A Guide to Osteoporosis Medications

According to research published online January 1, 2014 in the New England Journal of Medicine, a new drug called romosozumab may offer hope for the treatment of osteoporosis. The drug works by freeing the body’s ability to stimulate bone production by blocking signals that naturally inhibit bone formation. According to researchers, all dose levels of romosozumab were associated with significant increases in bone mineral density at the lumbar spine. Romosozumab was also associated with large increases in bone mineral density at the total hip and femoral neck. Aside from mild, generally nonrecurring injection-site reactions, the side effects of the drug were minimal.

Current treatment options

Bisphosphonates are currently the most common drug prescribed for osteoporo-sis. Bisphosphonates are anti-resorptive drugs, interfering with the natural process that results in the breakdown of bone. Bone is growing tissue: Through our lifetime, old bone is broken down (resorption) and new bone is formed. In our youth, more bone is formed than is broken down, but after about age 30, bone resorption begins to exceed bone formation. This discrepancy speeds up after menopause, and can cause a loss of bone mass that leads to osteoporosis, in which the bones become less dense and more prone to fractures. Bisphosphonates im-pede bone resorption by interfering with the ability of osteoclasts, the cells that break down old bone, to bind to bone.

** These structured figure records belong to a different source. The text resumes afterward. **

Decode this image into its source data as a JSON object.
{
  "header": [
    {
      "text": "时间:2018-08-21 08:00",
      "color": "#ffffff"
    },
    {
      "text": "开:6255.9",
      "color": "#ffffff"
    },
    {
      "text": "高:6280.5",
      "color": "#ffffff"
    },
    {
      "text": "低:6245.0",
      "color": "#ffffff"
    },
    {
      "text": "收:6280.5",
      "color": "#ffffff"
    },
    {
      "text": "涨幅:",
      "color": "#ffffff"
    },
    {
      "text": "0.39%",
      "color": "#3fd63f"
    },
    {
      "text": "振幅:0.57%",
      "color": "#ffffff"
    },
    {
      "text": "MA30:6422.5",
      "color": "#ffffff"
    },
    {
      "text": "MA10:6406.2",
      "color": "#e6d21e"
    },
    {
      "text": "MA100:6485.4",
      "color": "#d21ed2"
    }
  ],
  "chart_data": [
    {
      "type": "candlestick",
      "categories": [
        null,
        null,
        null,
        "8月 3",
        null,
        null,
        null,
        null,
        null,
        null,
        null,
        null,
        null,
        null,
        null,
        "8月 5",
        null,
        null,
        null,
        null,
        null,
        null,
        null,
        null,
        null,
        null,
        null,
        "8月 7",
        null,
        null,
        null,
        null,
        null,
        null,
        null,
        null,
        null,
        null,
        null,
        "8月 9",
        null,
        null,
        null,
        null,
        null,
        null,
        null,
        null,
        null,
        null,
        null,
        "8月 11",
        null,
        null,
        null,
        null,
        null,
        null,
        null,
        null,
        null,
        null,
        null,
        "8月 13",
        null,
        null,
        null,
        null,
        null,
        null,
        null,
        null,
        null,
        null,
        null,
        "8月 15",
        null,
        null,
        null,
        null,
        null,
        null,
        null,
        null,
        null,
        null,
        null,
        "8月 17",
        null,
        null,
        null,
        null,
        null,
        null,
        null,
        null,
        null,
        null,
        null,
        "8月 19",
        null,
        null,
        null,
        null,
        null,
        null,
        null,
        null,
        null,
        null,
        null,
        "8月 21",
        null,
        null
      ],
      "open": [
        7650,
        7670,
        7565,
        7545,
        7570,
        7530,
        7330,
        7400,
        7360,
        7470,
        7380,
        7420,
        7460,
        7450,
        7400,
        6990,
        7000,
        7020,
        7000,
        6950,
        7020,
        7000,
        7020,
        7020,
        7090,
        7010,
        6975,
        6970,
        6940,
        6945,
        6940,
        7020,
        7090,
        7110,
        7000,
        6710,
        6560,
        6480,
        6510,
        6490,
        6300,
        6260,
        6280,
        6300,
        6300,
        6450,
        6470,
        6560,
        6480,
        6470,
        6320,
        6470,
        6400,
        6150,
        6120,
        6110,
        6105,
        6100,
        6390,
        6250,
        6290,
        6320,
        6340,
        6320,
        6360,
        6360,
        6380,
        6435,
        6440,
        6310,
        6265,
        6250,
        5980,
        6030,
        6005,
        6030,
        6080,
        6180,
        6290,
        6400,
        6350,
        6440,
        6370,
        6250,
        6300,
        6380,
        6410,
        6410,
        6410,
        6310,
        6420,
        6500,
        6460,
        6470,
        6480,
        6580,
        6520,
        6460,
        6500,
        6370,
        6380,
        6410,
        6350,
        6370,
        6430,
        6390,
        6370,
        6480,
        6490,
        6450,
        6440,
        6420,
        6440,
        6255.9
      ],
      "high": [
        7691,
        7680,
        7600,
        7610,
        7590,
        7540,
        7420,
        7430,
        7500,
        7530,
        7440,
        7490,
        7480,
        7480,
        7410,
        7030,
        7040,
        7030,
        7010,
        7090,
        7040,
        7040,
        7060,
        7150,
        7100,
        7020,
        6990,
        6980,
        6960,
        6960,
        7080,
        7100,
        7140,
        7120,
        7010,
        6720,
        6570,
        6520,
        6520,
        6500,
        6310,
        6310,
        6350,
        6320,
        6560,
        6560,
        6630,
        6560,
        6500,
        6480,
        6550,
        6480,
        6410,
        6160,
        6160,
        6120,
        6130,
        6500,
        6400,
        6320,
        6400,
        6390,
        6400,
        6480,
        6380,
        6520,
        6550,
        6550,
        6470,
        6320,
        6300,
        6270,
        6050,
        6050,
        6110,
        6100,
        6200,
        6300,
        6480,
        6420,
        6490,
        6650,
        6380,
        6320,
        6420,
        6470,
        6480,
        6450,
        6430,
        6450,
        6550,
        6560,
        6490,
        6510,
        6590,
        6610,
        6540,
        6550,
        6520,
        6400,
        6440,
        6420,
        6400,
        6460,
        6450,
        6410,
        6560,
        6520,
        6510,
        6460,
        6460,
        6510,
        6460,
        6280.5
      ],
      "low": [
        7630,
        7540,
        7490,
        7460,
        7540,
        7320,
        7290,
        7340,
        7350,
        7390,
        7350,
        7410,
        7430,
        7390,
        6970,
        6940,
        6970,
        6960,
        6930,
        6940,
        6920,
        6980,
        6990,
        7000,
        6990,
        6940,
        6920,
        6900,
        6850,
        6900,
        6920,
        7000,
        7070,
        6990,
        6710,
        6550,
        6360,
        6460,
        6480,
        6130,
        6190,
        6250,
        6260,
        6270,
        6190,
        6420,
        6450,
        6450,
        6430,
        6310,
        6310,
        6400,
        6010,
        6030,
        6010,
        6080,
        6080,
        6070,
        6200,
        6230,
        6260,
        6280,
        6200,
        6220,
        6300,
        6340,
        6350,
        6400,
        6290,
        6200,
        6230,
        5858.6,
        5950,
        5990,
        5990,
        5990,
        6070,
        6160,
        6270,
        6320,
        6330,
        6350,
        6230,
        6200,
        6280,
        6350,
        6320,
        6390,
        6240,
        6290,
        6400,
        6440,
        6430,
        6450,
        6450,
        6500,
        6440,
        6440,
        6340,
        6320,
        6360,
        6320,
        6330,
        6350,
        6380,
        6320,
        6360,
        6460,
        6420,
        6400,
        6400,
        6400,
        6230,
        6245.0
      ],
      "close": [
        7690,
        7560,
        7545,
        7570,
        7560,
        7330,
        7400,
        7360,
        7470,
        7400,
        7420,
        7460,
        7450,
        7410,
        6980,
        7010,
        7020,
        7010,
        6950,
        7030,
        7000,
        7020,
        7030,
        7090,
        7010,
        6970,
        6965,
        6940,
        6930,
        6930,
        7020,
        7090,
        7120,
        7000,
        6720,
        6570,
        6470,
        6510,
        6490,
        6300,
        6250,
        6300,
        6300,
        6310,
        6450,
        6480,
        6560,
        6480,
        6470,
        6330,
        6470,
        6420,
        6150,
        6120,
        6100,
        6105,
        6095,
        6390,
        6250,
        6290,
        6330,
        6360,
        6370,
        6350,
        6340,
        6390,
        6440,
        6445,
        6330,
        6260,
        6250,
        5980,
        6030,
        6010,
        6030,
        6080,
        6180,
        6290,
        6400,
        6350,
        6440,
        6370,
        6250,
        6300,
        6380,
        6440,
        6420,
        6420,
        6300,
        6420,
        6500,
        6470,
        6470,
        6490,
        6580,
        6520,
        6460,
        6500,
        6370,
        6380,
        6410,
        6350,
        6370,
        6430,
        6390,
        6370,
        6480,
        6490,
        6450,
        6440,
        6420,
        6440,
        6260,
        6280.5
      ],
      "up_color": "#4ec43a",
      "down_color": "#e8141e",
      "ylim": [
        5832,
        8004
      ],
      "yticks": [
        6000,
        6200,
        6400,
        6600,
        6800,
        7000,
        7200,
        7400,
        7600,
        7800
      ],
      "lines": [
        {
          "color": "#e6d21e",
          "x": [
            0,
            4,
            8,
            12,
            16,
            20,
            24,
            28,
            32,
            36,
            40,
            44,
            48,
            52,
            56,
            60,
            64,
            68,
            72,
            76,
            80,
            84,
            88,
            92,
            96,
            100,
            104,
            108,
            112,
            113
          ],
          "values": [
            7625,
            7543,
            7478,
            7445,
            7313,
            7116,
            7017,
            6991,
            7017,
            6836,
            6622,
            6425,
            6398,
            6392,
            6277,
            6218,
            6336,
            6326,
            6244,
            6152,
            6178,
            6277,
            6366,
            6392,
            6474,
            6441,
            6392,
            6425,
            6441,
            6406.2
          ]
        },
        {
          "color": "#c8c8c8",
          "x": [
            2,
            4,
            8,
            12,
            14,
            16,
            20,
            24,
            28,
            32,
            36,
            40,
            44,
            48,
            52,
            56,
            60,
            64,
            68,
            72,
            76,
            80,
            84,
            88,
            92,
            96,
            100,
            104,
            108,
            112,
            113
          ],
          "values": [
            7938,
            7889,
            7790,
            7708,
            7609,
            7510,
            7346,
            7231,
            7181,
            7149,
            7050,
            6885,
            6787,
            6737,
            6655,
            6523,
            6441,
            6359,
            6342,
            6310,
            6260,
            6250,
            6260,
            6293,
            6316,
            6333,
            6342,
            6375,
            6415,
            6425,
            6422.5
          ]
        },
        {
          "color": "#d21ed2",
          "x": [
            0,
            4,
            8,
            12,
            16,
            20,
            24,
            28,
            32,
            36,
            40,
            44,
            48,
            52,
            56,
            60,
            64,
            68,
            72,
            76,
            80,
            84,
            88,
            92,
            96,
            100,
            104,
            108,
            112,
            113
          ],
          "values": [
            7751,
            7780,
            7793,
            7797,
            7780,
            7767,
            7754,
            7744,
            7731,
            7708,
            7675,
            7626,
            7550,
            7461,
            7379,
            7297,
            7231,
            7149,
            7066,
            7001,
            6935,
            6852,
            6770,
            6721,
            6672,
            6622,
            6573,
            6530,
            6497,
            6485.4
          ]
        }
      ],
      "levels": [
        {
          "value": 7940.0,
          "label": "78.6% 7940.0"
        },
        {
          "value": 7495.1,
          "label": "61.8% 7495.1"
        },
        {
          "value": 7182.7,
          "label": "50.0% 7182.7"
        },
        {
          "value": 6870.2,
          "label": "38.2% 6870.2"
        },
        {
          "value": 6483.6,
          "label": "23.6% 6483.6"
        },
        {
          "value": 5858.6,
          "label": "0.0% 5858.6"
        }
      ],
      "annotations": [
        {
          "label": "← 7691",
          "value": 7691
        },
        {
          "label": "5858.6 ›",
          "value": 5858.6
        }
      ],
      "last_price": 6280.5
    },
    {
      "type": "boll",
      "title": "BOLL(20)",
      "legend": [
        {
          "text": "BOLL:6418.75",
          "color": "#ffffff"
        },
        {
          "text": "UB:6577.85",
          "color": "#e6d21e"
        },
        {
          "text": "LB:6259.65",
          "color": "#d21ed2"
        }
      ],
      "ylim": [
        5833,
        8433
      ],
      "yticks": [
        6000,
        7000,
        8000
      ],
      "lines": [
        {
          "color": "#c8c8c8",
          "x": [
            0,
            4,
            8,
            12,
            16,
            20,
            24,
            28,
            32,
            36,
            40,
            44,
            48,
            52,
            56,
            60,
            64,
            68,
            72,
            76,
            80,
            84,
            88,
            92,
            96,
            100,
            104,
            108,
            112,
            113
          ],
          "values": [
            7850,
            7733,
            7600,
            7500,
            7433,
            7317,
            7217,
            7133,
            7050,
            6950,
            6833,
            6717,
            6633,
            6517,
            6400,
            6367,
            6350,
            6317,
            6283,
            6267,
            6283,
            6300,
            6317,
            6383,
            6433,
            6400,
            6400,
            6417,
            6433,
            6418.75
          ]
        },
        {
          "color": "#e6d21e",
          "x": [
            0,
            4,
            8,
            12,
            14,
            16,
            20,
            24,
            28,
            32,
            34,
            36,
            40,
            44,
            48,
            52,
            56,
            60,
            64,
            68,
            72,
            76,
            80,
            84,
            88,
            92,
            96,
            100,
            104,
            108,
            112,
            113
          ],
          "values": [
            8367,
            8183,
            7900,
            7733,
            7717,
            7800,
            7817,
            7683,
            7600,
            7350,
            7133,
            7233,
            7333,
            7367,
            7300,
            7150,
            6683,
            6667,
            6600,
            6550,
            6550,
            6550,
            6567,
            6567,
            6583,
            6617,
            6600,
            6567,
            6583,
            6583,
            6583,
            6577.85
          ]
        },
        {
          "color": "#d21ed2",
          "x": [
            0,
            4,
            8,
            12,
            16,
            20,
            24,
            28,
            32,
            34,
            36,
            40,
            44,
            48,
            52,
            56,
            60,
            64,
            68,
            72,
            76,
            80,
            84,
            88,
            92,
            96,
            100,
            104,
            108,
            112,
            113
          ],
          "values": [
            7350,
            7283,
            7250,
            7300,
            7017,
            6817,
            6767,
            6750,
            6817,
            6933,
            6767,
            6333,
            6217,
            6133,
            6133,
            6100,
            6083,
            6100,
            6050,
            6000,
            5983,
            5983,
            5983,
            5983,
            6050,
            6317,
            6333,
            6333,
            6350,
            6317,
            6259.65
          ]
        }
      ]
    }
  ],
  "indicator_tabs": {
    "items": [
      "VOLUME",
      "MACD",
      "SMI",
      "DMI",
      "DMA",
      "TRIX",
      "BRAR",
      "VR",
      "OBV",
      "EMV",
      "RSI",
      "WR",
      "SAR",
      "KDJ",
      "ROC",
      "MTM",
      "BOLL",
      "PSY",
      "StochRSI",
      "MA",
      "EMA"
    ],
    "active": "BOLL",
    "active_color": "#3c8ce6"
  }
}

“Bisphosphonates are all very effective in reducing fracture risk by about 40 percent,” says Zhaoping Li, MD, a physician at UCLA Health System. “Alendronate, the first FDA approved bisphosphonate for use in the United States, is now generic making it the most affordable treatment of the prescription pharmacologic agents available for treating osteoporosis.”

There are several different kinds of bisphosphonates available, as well as other classes of drugs that help treat bone loss.

Oral bisphosphonates—alendronate (Fosamax), risedronate (Actonel), and ibandronate (Boniva)—are often the first-line treatments for osteoporosis. Research has shown that Fosamax and Actonel may slow the rate of bone thinning and produce modest increases in bone mass.

Fosamax and Actonel are the only oral bisphosphonates approved for use in both men and women. Boniva also is administered as an intravenous injection, as is another bisphosphonate, zoledronic acid (Reclast).

You must take the medication first thing in the morning with a full glass of water in a sitting or standing position, and wait at least a half-hour before lying down, eating, or taking any other drugs or supplements.

The drugs tend to be well tolerated and the most common side effects are gastrointestinal problems. “Major side effects of bisphosphonates can include: 1) esophageal irritation, with some reports linking their use to esophageal cancer; 2) osteonecrosis (cancer) of the jaw; 3) atrial fibrillation (particularly with the IV form, zolendronic acid),” says Dr. Li. “Even with these stated risks, when one is concerned about fracture prevention in patients who are at high risk, the balance is still in favor of using bisphosphonate therapy.”

Bisphosphonate alternatives

Teriparatide (Forteo), a synthetic version of human parathyroid hormone, can slow bone loss and stimulate bone growth to a greater degree than bisphosphonates. Typically reserved for men and women with more severe osteoporosis or those who’ve suffered fractures while using a bisphosphonate, Forteo is administered as a daily self-injection and can’t be used for more than two years. Af-terward, patients often need bisphosphonate therapy to maintain the gains in bone density from Forteo.

The treatment may raise calcium levels. Your doctor may not recommend Forteo if you’ve undergone radiotherapy of your bones or have Paget’s disease, both of which increase your risk of a type of bone cancer (osteosarcoma).

Calcitonin (Calcimar, Miacalcin), a natural hormone given as a nasal spray, may help relieve pain from spinal compression fractures, but is not very effective at preventing fractures, and plays a limited role in osteoporosis treatment. It may be used in certain men and women who can’t tolerate other osteoporosis medications.

Raloxifene (Evista) slows bone thinning and may slightly increase bone thickness. Used only in postmenopausal women, Evista also may reduce the risk of certain breast cancers, however it can increase the risk of a blood clot in the legs or lungs. The drug may be a reasonable choice in individuals who cannot take a bisphosphonate or who may receive benefit from some of the other effects of the medication.

Estrogen, administered as a daily pill or adhesive patch, has been shown to slow bone thinning and reduce hip fracture risk in postmenopausal women. However, after the Women’s Health Initiative study in 2002 found that supplemental estrogen increased a woman’s risk of heart disease and breast cancer, blood clots, and gall bladder disease, many physicians do not use it solely to treat osteoporosis. Estrogen may be used when other postmenopausal symptoms are present, but only at the lowest dose and shortest duration possible.